Time Life Sized Car Sound Magazine RARE Feb 2000 | eBay


Time Life Sized Car Sound Magazine RARE Summer 2000 | eBay


----------



## miniSQ (Aug 4, 2009)

I do not remember car sound magazine, maybe vaguely.

Did it have a pretty short existence?


----------



## CRUNK (May 9, 2013)

car sound was around for awhile, with the dawn of the internet they tried something new a Big Zine, but that still did not help and they faded away into history.


----------



## HardCoreDore (Apr 30, 2014)

I don't think I remember them at all. The big one's for me were "Car Audio and Electronics", "Autosound and Security", and another one I can't remember. I rue the day I threw all of mine out, but they were basically torn to pieces. They'd all been read at least 10 or 15 times so it was time I guess.


----------



## miniSQ (Aug 4, 2009)

HardCoreDore said:


> I don't think I remember them at all. The big one's for me were "Car Audio and Electronics", "Autosound and Security", and another one I can't remember. I rue the day I threw all of mine out, but they were basically torn to pieces. They'd all been read at least 10 or 15 times so it was time I guess.


The other one was Car Stereo Review, and it was published only 6 times a year. Used to be a long wait between issues


----------



## ATOMICTECH62 (Jan 24, 2009)

I have stacks and stacks of them all.


----------



## HardCoreDore (Apr 30, 2014)

If I remember AS&S was the most comprehensive. I've posted many, many comments with regards to finding them in PDF, or html form. Unfortunately, the only way to really view them electronically involves scanning and posting them and it's tedious work. 


I would gladly pay a monthly subscription fee to view them but none of the publishers see it as a viable interest I guess...


----------



## ndm (Jul 5, 2007)

CA&E, AS&S, Car Stereo Review....I miss those days....I literally have bins and bins full of the old magazines that got me into my hobbies.

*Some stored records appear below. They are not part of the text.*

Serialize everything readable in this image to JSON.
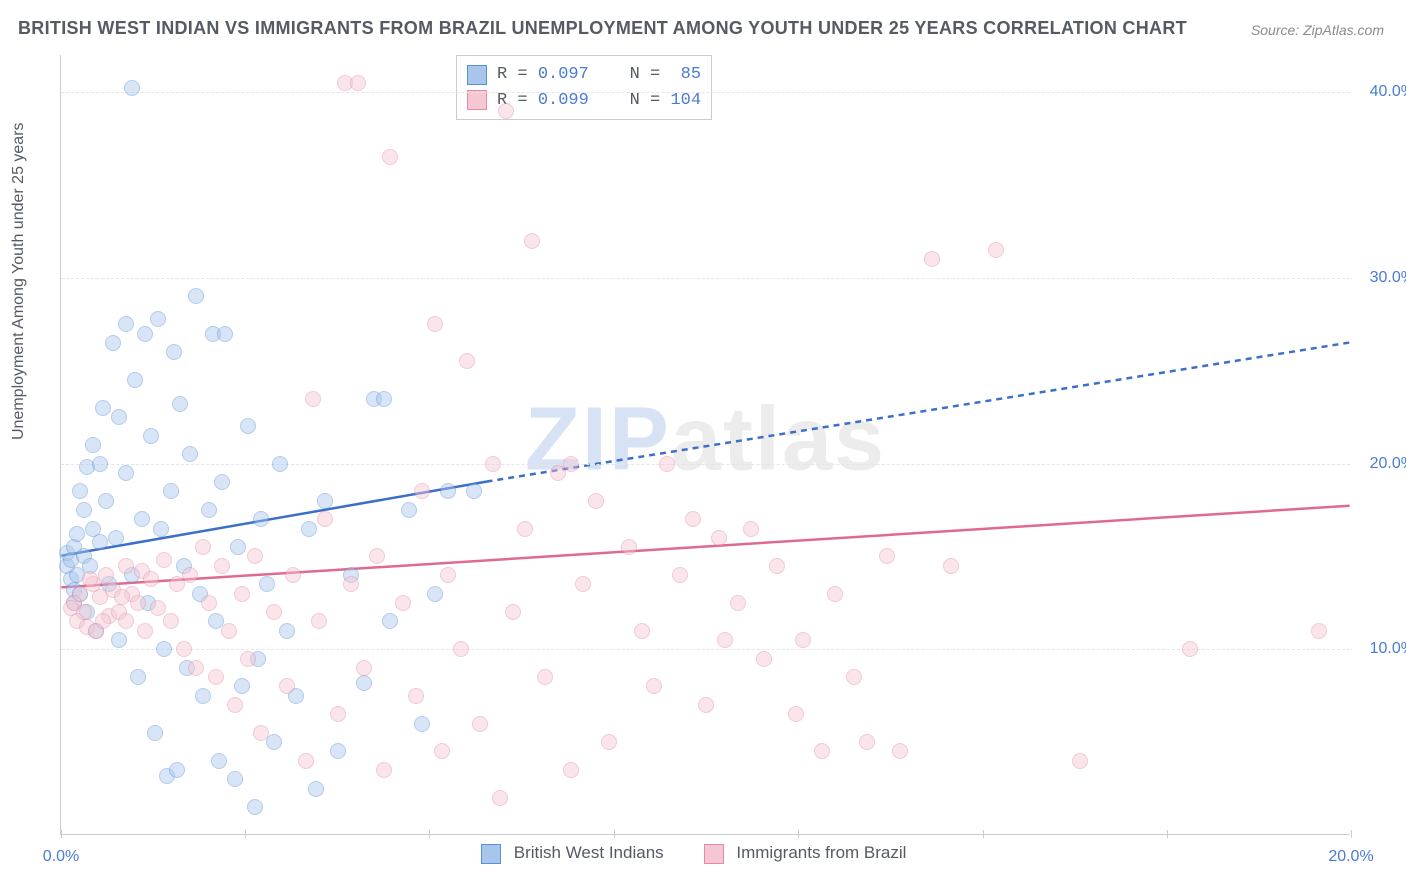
{
  "title": "BRITISH WEST INDIAN VS IMMIGRANTS FROM BRAZIL UNEMPLOYMENT AMONG YOUTH UNDER 25 YEARS CORRELATION CHART",
  "source_label": "Source: ZipAtlas.com",
  "y_axis_label": "Unemployment Among Youth under 25 years",
  "watermark": {
    "part1": "ZIP",
    "part2": "atlas"
  },
  "chart": {
    "type": "scatter",
    "xlim": [
      0,
      20
    ],
    "ylim": [
      0,
      42
    ],
    "y_ticks": [
      10,
      20,
      30,
      40
    ],
    "y_tick_labels": [
      "10.0%",
      "20.0%",
      "30.0%",
      "40.0%"
    ],
    "x_ticks": [
      0,
      2.86,
      5.71,
      8.57,
      11.43,
      14.29,
      17.14,
      20
    ],
    "x_tick_labels_shown": {
      "0": "0.0%",
      "20": "20.0%"
    },
    "background_color": "#ffffff",
    "grid_color": "#e3e5ea",
    "axis_color": "#c9ccd2",
    "tick_label_color": "#4a7bd4",
    "marker_radius": 8,
    "marker_opacity": 0.45,
    "series": [
      {
        "id": "bwi",
        "label": "British West Indians",
        "color_fill": "#a8c6ec",
        "color_stroke": "#5a8fd6",
        "stats": {
          "R": "0.097",
          "N": "85"
        },
        "trend": {
          "solid": {
            "x1": 0,
            "y1": 15.0,
            "x2": 6.6,
            "y2": 19.0
          },
          "dashed": {
            "x1": 6.6,
            "y1": 19.0,
            "x2": 20.0,
            "y2": 26.5
          },
          "color": "#3b6fc9",
          "width": 2.5
        },
        "points": [
          [
            0.1,
            14.5
          ],
          [
            0.1,
            15.2
          ],
          [
            0.15,
            13.8
          ],
          [
            0.15,
            14.8
          ],
          [
            0.2,
            13.2
          ],
          [
            0.2,
            15.5
          ],
          [
            0.2,
            12.5
          ],
          [
            0.25,
            14.0
          ],
          [
            0.25,
            16.2
          ],
          [
            0.3,
            18.5
          ],
          [
            0.3,
            13.0
          ],
          [
            0.35,
            15.0
          ],
          [
            0.35,
            17.5
          ],
          [
            0.4,
            12.0
          ],
          [
            0.4,
            19.8
          ],
          [
            0.45,
            14.5
          ],
          [
            0.5,
            21.0
          ],
          [
            0.5,
            16.5
          ],
          [
            0.55,
            11.0
          ],
          [
            0.6,
            20.0
          ],
          [
            0.6,
            15.8
          ],
          [
            0.65,
            23.0
          ],
          [
            0.7,
            18.0
          ],
          [
            0.75,
            13.5
          ],
          [
            0.8,
            26.5
          ],
          [
            0.85,
            16.0
          ],
          [
            0.9,
            22.5
          ],
          [
            0.9,
            10.5
          ],
          [
            1.0,
            27.5
          ],
          [
            1.0,
            19.5
          ],
          [
            1.1,
            14.0
          ],
          [
            1.1,
            40.2
          ],
          [
            1.15,
            24.5
          ],
          [
            1.2,
            8.5
          ],
          [
            1.25,
            17.0
          ],
          [
            1.3,
            27.0
          ],
          [
            1.35,
            12.5
          ],
          [
            1.4,
            21.5
          ],
          [
            1.45,
            5.5
          ],
          [
            1.5,
            27.8
          ],
          [
            1.55,
            16.5
          ],
          [
            1.6,
            10.0
          ],
          [
            1.65,
            3.2
          ],
          [
            1.7,
            18.5
          ],
          [
            1.75,
            26.0
          ],
          [
            1.8,
            3.5
          ],
          [
            1.85,
            23.2
          ],
          [
            1.9,
            14.5
          ],
          [
            1.95,
            9.0
          ],
          [
            2.0,
            20.5
          ],
          [
            2.1,
            29.0
          ],
          [
            2.15,
            13.0
          ],
          [
            2.2,
            7.5
          ],
          [
            2.3,
            17.5
          ],
          [
            2.35,
            27.0
          ],
          [
            2.4,
            11.5
          ],
          [
            2.45,
            4.0
          ],
          [
            2.5,
            19.0
          ],
          [
            2.55,
            27.0
          ],
          [
            2.7,
            3.0
          ],
          [
            2.75,
            15.5
          ],
          [
            2.8,
            8.0
          ],
          [
            2.9,
            22.0
          ],
          [
            3.0,
            1.5
          ],
          [
            3.05,
            9.5
          ],
          [
            3.1,
            17.0
          ],
          [
            3.2,
            13.5
          ],
          [
            3.3,
            5.0
          ],
          [
            3.4,
            20.0
          ],
          [
            3.5,
            11.0
          ],
          [
            3.65,
            7.5
          ],
          [
            3.85,
            16.5
          ],
          [
            3.95,
            2.5
          ],
          [
            4.1,
            18.0
          ],
          [
            4.3,
            4.5
          ],
          [
            4.5,
            14.0
          ],
          [
            4.7,
            8.2
          ],
          [
            4.85,
            23.5
          ],
          [
            5.0,
            23.5
          ],
          [
            5.1,
            11.5
          ],
          [
            5.4,
            17.5
          ],
          [
            5.6,
            6.0
          ],
          [
            5.8,
            13.0
          ],
          [
            6.0,
            18.5
          ],
          [
            6.4,
            18.5
          ]
        ]
      },
      {
        "id": "brazil",
        "label": "Immigrants from Brazil",
        "color_fill": "#f4c7d3",
        "color_stroke": "#e48aa6",
        "stats": {
          "R": "0.099",
          "N": "104"
        },
        "trend": {
          "solid": {
            "x1": 0,
            "y1": 13.3,
            "x2": 20.0,
            "y2": 17.7
          },
          "dashed": null,
          "color": "#e06a8f",
          "width": 2.5
        },
        "points": [
          [
            0.2,
            12.5
          ],
          [
            0.25,
            11.5
          ],
          [
            0.3,
            13.0
          ],
          [
            0.35,
            12.0
          ],
          [
            0.4,
            11.2
          ],
          [
            0.5,
            13.5
          ],
          [
            0.55,
            11.0
          ],
          [
            0.6,
            12.8
          ],
          [
            0.7,
            14.0
          ],
          [
            0.75,
            11.8
          ],
          [
            0.8,
            13.2
          ],
          [
            0.9,
            12.0
          ],
          [
            1.0,
            14.5
          ],
          [
            1.0,
            11.5
          ],
          [
            1.1,
            13.0
          ],
          [
            1.2,
            12.5
          ],
          [
            1.25,
            14.2
          ],
          [
            1.3,
            11.0
          ],
          [
            1.4,
            13.8
          ],
          [
            1.5,
            12.2
          ],
          [
            1.6,
            14.8
          ],
          [
            1.7,
            11.5
          ],
          [
            1.8,
            13.5
          ],
          [
            1.9,
            10.0
          ],
          [
            2.0,
            14.0
          ],
          [
            2.1,
            9.0
          ],
          [
            2.2,
            15.5
          ],
          [
            2.3,
            12.5
          ],
          [
            2.4,
            8.5
          ],
          [
            2.5,
            14.5
          ],
          [
            2.6,
            11.0
          ],
          [
            2.7,
            7.0
          ],
          [
            2.8,
            13.0
          ],
          [
            2.9,
            9.5
          ],
          [
            3.0,
            15.0
          ],
          [
            3.1,
            5.5
          ],
          [
            3.3,
            12.0
          ],
          [
            3.5,
            8.0
          ],
          [
            3.6,
            14.0
          ],
          [
            3.8,
            4.0
          ],
          [
            3.9,
            23.5
          ],
          [
            4.0,
            11.5
          ],
          [
            4.1,
            17.0
          ],
          [
            4.3,
            6.5
          ],
          [
            4.4,
            40.5
          ],
          [
            4.5,
            13.5
          ],
          [
            4.6,
            40.5
          ],
          [
            4.7,
            9.0
          ],
          [
            4.9,
            15.0
          ],
          [
            5.0,
            3.5
          ],
          [
            5.1,
            36.5
          ],
          [
            5.3,
            12.5
          ],
          [
            5.5,
            7.5
          ],
          [
            5.6,
            18.5
          ],
          [
            5.8,
            27.5
          ],
          [
            5.9,
            4.5
          ],
          [
            6.0,
            14.0
          ],
          [
            6.2,
            10.0
          ],
          [
            6.3,
            25.5
          ],
          [
            6.5,
            6.0
          ],
          [
            6.7,
            20.0
          ],
          [
            6.8,
            2.0
          ],
          [
            6.9,
            39.0
          ],
          [
            7.0,
            12.0
          ],
          [
            7.2,
            16.5
          ],
          [
            7.3,
            32.0
          ],
          [
            7.5,
            8.5
          ],
          [
            7.7,
            19.5
          ],
          [
            7.9,
            3.5
          ],
          [
            7.9,
            20.0
          ],
          [
            8.1,
            13.5
          ],
          [
            8.3,
            18.0
          ],
          [
            8.5,
            5.0
          ],
          [
            8.8,
            15.5
          ],
          [
            9.0,
            11.0
          ],
          [
            9.2,
            8.0
          ],
          [
            9.4,
            20.0
          ],
          [
            9.6,
            14.0
          ],
          [
            9.8,
            17.0
          ],
          [
            10.0,
            7.0
          ],
          [
            10.2,
            16.0
          ],
          [
            10.3,
            10.5
          ],
          [
            10.5,
            12.5
          ],
          [
            10.7,
            16.5
          ],
          [
            10.9,
            9.5
          ],
          [
            11.1,
            14.5
          ],
          [
            11.4,
            6.5
          ],
          [
            11.5,
            10.5
          ],
          [
            11.8,
            4.5
          ],
          [
            12.0,
            13.0
          ],
          [
            12.3,
            8.5
          ],
          [
            12.5,
            5.0
          ],
          [
            12.8,
            15.0
          ],
          [
            13.0,
            4.5
          ],
          [
            13.5,
            31.0
          ],
          [
            13.8,
            14.5
          ],
          [
            14.5,
            31.5
          ],
          [
            15.8,
            4.0
          ],
          [
            17.5,
            10.0
          ],
          [
            19.5,
            11.0
          ],
          [
            0.15,
            12.2
          ],
          [
            0.45,
            13.8
          ],
          [
            0.65,
            11.5
          ],
          [
            0.95,
            12.8
          ]
        ]
      }
    ]
  },
  "stats_legend_format": {
    "R_label": "R =",
    "N_label": "N ="
  }
}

If only the economy had not tanked, if only this hobby was thriving like it once was. 

Tweeter, Circuit city,etc.... I miss the old days...WTF!!!!


----------



## HardCoreDore (Apr 30, 2014)

ndm said:


> CA&E, AS&S, Car Stereo Review....I miss those days....I literally have bins and bins full of the old magazines that got me into my hobbies.
> 
> If only the economy had not tanked, if only this hobby was thriving like it once was.
> 
> Tweeter, Circuit city,etc.... I miss the old days...WTF!!!!


Yea, I definitely miss Tweeter. We luckily have a HiFiBuys here in Nashville, but Tweeter was way better. 

I bought my Denon home receiver during their going out of business sale. At least I got something good to remember them by.


----------



## ReloadedSS (Aug 26, 2008)

Used to have a TON of all these magazines but sold nearly all of them off. Miss them a little but didn't have time to read them anymore. Too much media.

Figure at some point it will all be available online, anyway.


----------